Irwin Cotler is former minister of justice and attorney-general of Canada, and Canadian co-chair of the Inter-Parliamentary Alliance on China.
“Vile, unconscionable and evil.”
These are the words the Chinese government used to describe Canada’s arrest of Huawei executive Meng Wanzhou in Vancouver, pursuant to an extradition treaty request, after which she was freed on bail with access to family, counsel, media and an independent judiciary. But those words might be better reserved for Xi Jinping’s hostage diplomacy and arbitrary detention of Canadians.
While China eventually released the unjustly detained Michael Kovrig and Michael Spavor – who, it should be said, were held for nearly three years without access to family, counsel, media or an independent judiciary, until they were coincidentally freed on the same day as Ms. Meng returned to China – other innocent Canadians continue to be unjustly detained and even tortured in Chinese prisons. Canadian Uyghur-rights activist Huseyin Celil, whose case I took up as a parliamentarian in 2006 when he was first abducted and arbitrarily detained, has been imprisoned for 16 years, and has effectively been “forcibly disappeared.” Canadian businesswoman and Falun Gong practitioner Sun Qian is now two years into an eight-year sentence imposed after Chinese Communist Party authorities forced her to renounce her Canadian citizenship; her lawyers were repeatedly harassed and themselves detained.
And now, Mr. Xi is adding yet another Canadian to the growing list of victims: Canadian businessman Xiao (James) Jianhua.
Kidnapped from his Hong Kong hotel room in 2017, Mr. Xiao has been arbitrarily detained for nearly 2,000 days. Recently, he resurfaced in a Shanghai courtroom, where he faced a closed-door trial on trumped-up charges. China’s use of such “sham trials” – where the conviction rate consistently stands at 99 per cent – is well-documented. Mr. Xiao’s conviction is effectively inevitable, as is his suffering throughout his detention.
What has been vile, unconscionable and evil has been China’s brutal repression of the targets that it sometimes calls the “five poisons.” It has committed mass atrocities against the Uyghurs (which the Canadian Parliament was the first in the world to call acts of genocide); launched a frontal assault on democracy in Hong Kong; persecuted and prosecuted practitioners of Falun Gong; repressed Tibet and menaced Taiwan. But then there is also China’s imprisonment of more journalists – and the lawyers who would represent them – than any other country in the world. The list of examples goes on and on.

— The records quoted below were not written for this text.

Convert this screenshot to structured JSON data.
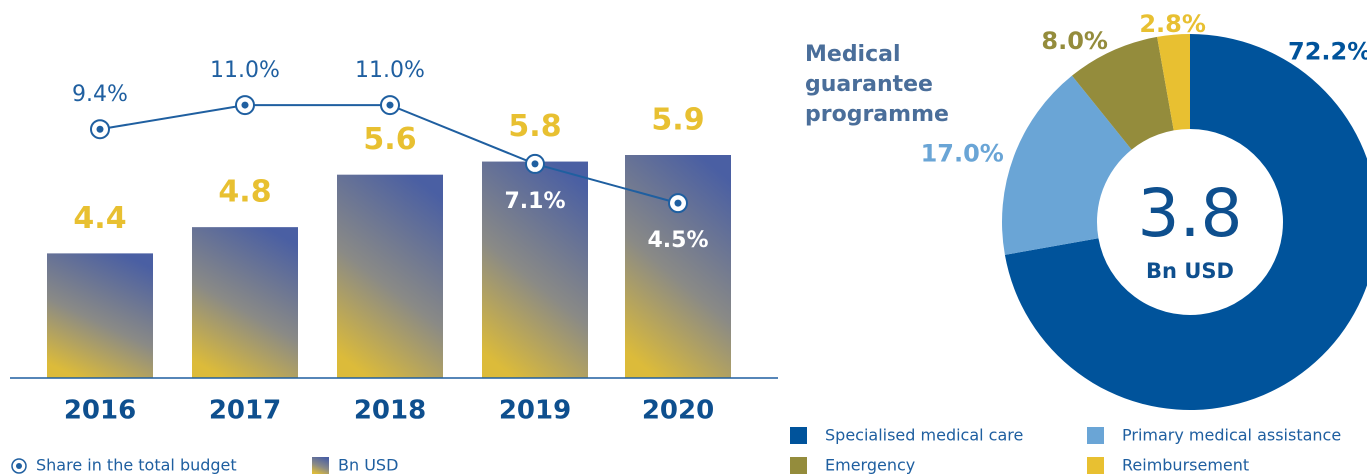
{
  "chart_data": [
    {
      "type": "bar-line",
      "categories": [
        "2016",
        "2017",
        "2018",
        "2019",
        "2020"
      ],
      "series": [
        {
          "name": "Bn USD",
          "color": "#e8c031",
          "values": [
            4.4,
            4.8,
            5.6,
            5.8,
            5.9
          ]
        },
        {
          "name": "Share in the total budget",
          "color": "#1f5fa0",
          "axis": "y2",
          "values": [
            9.4,
            11.0,
            11.0,
            7.1,
            4.5
          ],
          "value_labels": [
            "9.4%",
            "11.0%",
            "11.0%",
            "7.1%",
            "4.5%"
          ]
        }
      ],
      "ylim": [
        2.5,
        6.0
      ],
      "y2lim": [
        0,
        12
      ]
    },
    {
      "type": "donut",
      "title": "Medical guarantee programme",
      "center_value": "3.8",
      "center_label": "Bn USD",
      "categories": [
        "Specialised medical care",
        "Primary medical assistance",
        "Emergency",
        "Reimbursement"
      ],
      "values": [
        72.2,
        17.0,
        8.0,
        2.8
      ],
      "value_labels": [
        "72.2%",
        "17.0%",
        "8.0%",
        "2.8%"
      ],
      "colors": [
        "#00539b",
        "#6aa5d6",
        "#948c3c",
        "#e8c031"
      ]
    }
  ]
}
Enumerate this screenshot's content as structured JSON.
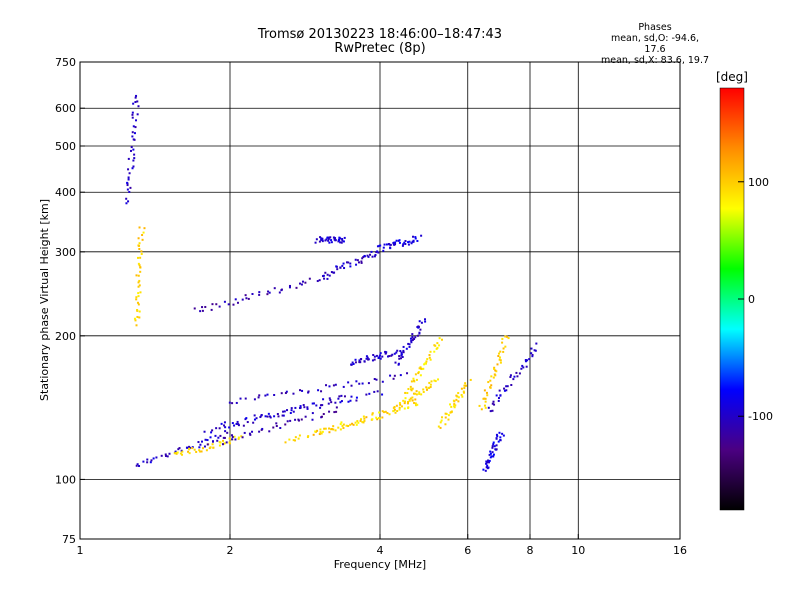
{
  "header": {
    "title_line1": "Tromsø 20130223 18:46:00–18:47:43",
    "title_line2": "RwPretec (8p)"
  },
  "stats": {
    "heading": "Phases",
    "line_o": "mean, sd,O: -94.6, 17.6",
    "line_x": "mean, sd,X:  83.6, 19.7"
  },
  "colorbar": {
    "unit_label": "[deg]",
    "ticks": [
      {
        "value": 100,
        "label": "100"
      },
      {
        "value": 0,
        "label": "0"
      },
      {
        "value": -100,
        "label": "-100"
      }
    ],
    "range": [
      -180,
      180
    ],
    "colors": [
      "#000000",
      "#4b0082",
      "#0000ff",
      "#00ffff",
      "#00ff00",
      "#ffff00",
      "#ff8c00",
      "#ff0000"
    ]
  },
  "chart_data": {
    "type": "scatter",
    "xlabel": "Frequency [MHz]",
    "ylabel": "Stationary phase Virtual Height [km]",
    "xscale": "log",
    "yscale": "log",
    "xlim": [
      1,
      16
    ],
    "ylim": [
      75,
      750
    ],
    "x_ticks": [
      1,
      2,
      4,
      6,
      8,
      10,
      16
    ],
    "y_ticks": [
      75,
      100,
      200,
      300,
      400,
      500,
      600,
      750
    ],
    "x_grid": [
      2,
      4,
      6,
      8,
      10
    ],
    "y_grid": [
      100,
      200,
      300,
      400,
      500,
      600
    ],
    "traces": [
      {
        "x0": 1.3,
        "x1": 2.0,
        "y0": 107,
        "y1": 125,
        "phase": -100
      },
      {
        "x0": 1.55,
        "x1": 2.1,
        "y0": 112,
        "y1": 122,
        "phase": 95
      },
      {
        "x0": 1.8,
        "x1": 3.3,
        "y0": 118,
        "y1": 140,
        "phase": -110
      },
      {
        "x0": 1.8,
        "x1": 3.5,
        "y0": 125,
        "y1": 150,
        "phase": -100
      },
      {
        "x0": 1.9,
        "x1": 4.0,
        "y0": 130,
        "y1": 152,
        "phase": -95
      },
      {
        "x0": 2.0,
        "x1": 4.5,
        "y0": 145,
        "y1": 165,
        "phase": -105
      },
      {
        "x0": 2.6,
        "x1": 4.2,
        "y0": 120,
        "y1": 138,
        "phase": 100
      },
      {
        "x0": 3.0,
        "x1": 4.8,
        "y0": 125,
        "y1": 145,
        "phase": 90
      },
      {
        "x0": 1.7,
        "x1": 3.1,
        "y0": 225,
        "y1": 265,
        "phase": -110
      },
      {
        "x0": 3.1,
        "x1": 4.0,
        "y0": 268,
        "y1": 300,
        "phase": -100
      },
      {
        "x0": 3.0,
        "x1": 3.4,
        "y0": 318,
        "y1": 318,
        "phase": -95
      },
      {
        "x0": 4.0,
        "x1": 4.8,
        "y0": 305,
        "y1": 320,
        "phase": -90
      },
      {
        "x0": 3.5,
        "x1": 4.3,
        "y0": 175,
        "y1": 185,
        "phase": -100
      },
      {
        "x0": 4.3,
        "x1": 5.2,
        "y0": 140,
        "y1": 160,
        "phase": 95
      },
      {
        "x0": 4.5,
        "x1": 5.3,
        "y0": 150,
        "y1": 195,
        "phase": 90
      },
      {
        "x0": 4.3,
        "x1": 4.9,
        "y0": 175,
        "y1": 215,
        "phase": -100
      },
      {
        "x0": 5.3,
        "x1": 6.0,
        "y0": 130,
        "y1": 160,
        "phase": 95
      },
      {
        "x0": 6.4,
        "x1": 7.2,
        "y0": 140,
        "y1": 200,
        "phase": 100
      },
      {
        "x0": 6.6,
        "x1": 8.3,
        "y0": 140,
        "y1": 190,
        "phase": -100
      },
      {
        "x0": 6.5,
        "x1": 7.0,
        "y0": 105,
        "y1": 125,
        "phase": -90
      },
      {
        "x0": 1.25,
        "x1": 1.3,
        "y0": 380,
        "y1": 640,
        "phase": -100
      },
      {
        "x0": 1.3,
        "x1": 1.33,
        "y0": 210,
        "y1": 340,
        "phase": 95
      }
    ]
  }
}
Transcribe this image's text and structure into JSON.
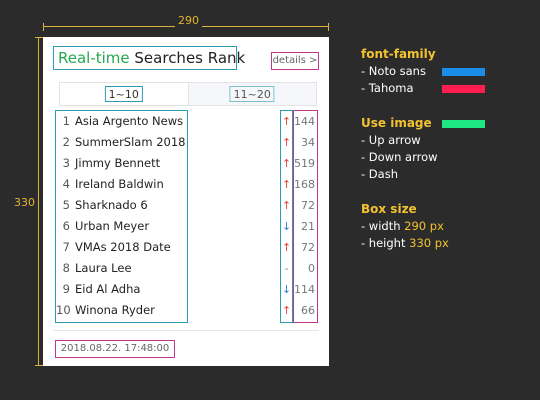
{
  "dimensions": {
    "width_label": "290",
    "height_label": "330"
  },
  "widget": {
    "title_accent": "Real-time",
    "title_rest": " Searches Rank",
    "details_label": "details >",
    "tabs": [
      {
        "label": "1~10",
        "active": true
      },
      {
        "label": "11~20",
        "active": false
      }
    ],
    "items": [
      {
        "rank": "1",
        "term": "Asia Argento News",
        "trend": "up",
        "value": "144"
      },
      {
        "rank": "2",
        "term": "SummerSlam 2018",
        "trend": "up",
        "value": "34"
      },
      {
        "rank": "3",
        "term": "Jimmy Bennett",
        "trend": "up",
        "value": "519"
      },
      {
        "rank": "4",
        "term": "Ireland Baldwin",
        "trend": "up",
        "value": "168"
      },
      {
        "rank": "5",
        "term": "Sharknado 6",
        "trend": "up",
        "value": "72"
      },
      {
        "rank": "6",
        "term": "Urban Meyer",
        "trend": "down",
        "value": "21"
      },
      {
        "rank": "7",
        "term": "VMAs 2018 Date",
        "trend": "up",
        "value": "72"
      },
      {
        "rank": "8",
        "term": "Laura Lee",
        "trend": "dash",
        "value": "0"
      },
      {
        "rank": "9",
        "term": "Eid Al Adha",
        "trend": "down",
        "value": "114"
      },
      {
        "rank": "10",
        "term": "Winona Ryder",
        "trend": "up",
        "value": "66"
      }
    ],
    "timestamp": "2018.08.22. 17:48:00"
  },
  "legend": {
    "font_heading": "font-family",
    "font_noto": "- Noto sans",
    "font_tahoma": "- Tahoma",
    "image_heading": "Use image",
    "image_up": "- Up arrow",
    "image_down": "- Down arrow",
    "image_dash": "- Dash",
    "box_heading": "Box size",
    "box_width_prefix": "- width ",
    "box_width_value": "290 px",
    "box_height_prefix": "- height ",
    "box_height_value": "330 px"
  },
  "icons": {
    "up": "↑",
    "down": "↓",
    "dash": "-"
  },
  "colors": {
    "title_accent": "#25a84f",
    "noto_swatch": "#1a8de8",
    "tahoma_swatch": "#ff1f4f",
    "image_swatch": "#1ee882",
    "highlight": "#f2c230",
    "up_arrow": "#e0473b",
    "down_arrow": "#2f7fd1",
    "page_background": "#2b2b2b"
  }
}
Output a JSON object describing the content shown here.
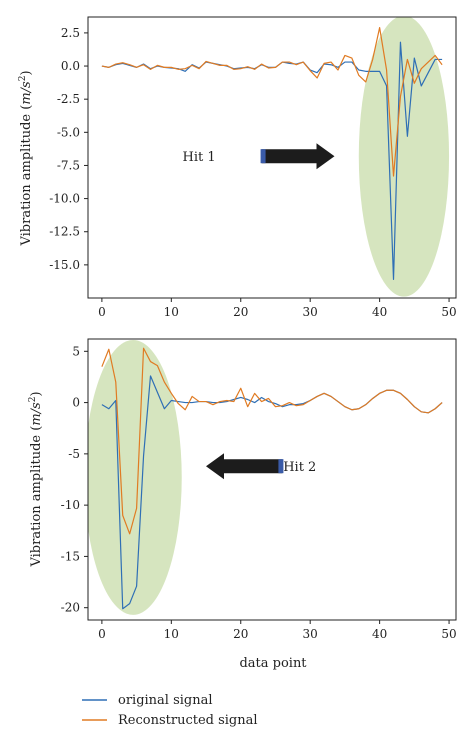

The growing transnational repression by the Chinese Communist Party – including the criminal harassment and intimidation of Canadians – is on the rise, and it highlights the dangers of indifference and inaction regarding such practices. Tolerance has allowed such internal repression to metastasize into external hostility, and what the Canadian Security Intelligence Service has described as the “aggressive targeting” of Canadians by Chinese intelligence services, on Canadian soil.
Canada has taken an important step in combatting this by spearheading the Declaration of Arbitrary Detention in State-to-State Relations; the Inter-Parliamentary Alliance on China has also been marshalling a global response to combat the pernicious practices by China.
But China’s arbitrary detentions, hostage diplomacy and assault on the rules-based international order warrant even more initiatives.
Canada should prioritize the combatting of arbitrary detentions as a matter of principle and policy, including the appointment of a special envoy for that purpose. Canada, like so many other democracies, has regrettably become a destination for both the goods produced by the slave labour of targeted groups, and for the ill-gotten gains of those who oppress them. New legislation and regulation can challenge both. Indeed, ensuring that Bill S-211 – An Act to Enact the Fighting Against Forced Labour and Child Labour in Supply Chains Act and to Amend the Customs Tariff – is adopted upon the return of Parliament would be an important contribution to ending Canadian complicity in slavery.
Further, targeted Magnitsky sanctions should be imposed on Chinese Communist Party officials allegedly involved in major human-rights abuses, including those responsible for the arbitrary detention of Canadians such as Mr. Xiao.
Taking meaningful action to address this repression by Xi Jinping’s China is important. By doing so, Canada can send a signal of hope to all victims, including our unlawfully detained citizens. No one should be targeted for who they are, for what they believe, or for what their citizenship represents. Canada should continue to pursue justice, to combat injustice, and to be a source of hope and inspiration in the darkest moments of this fight.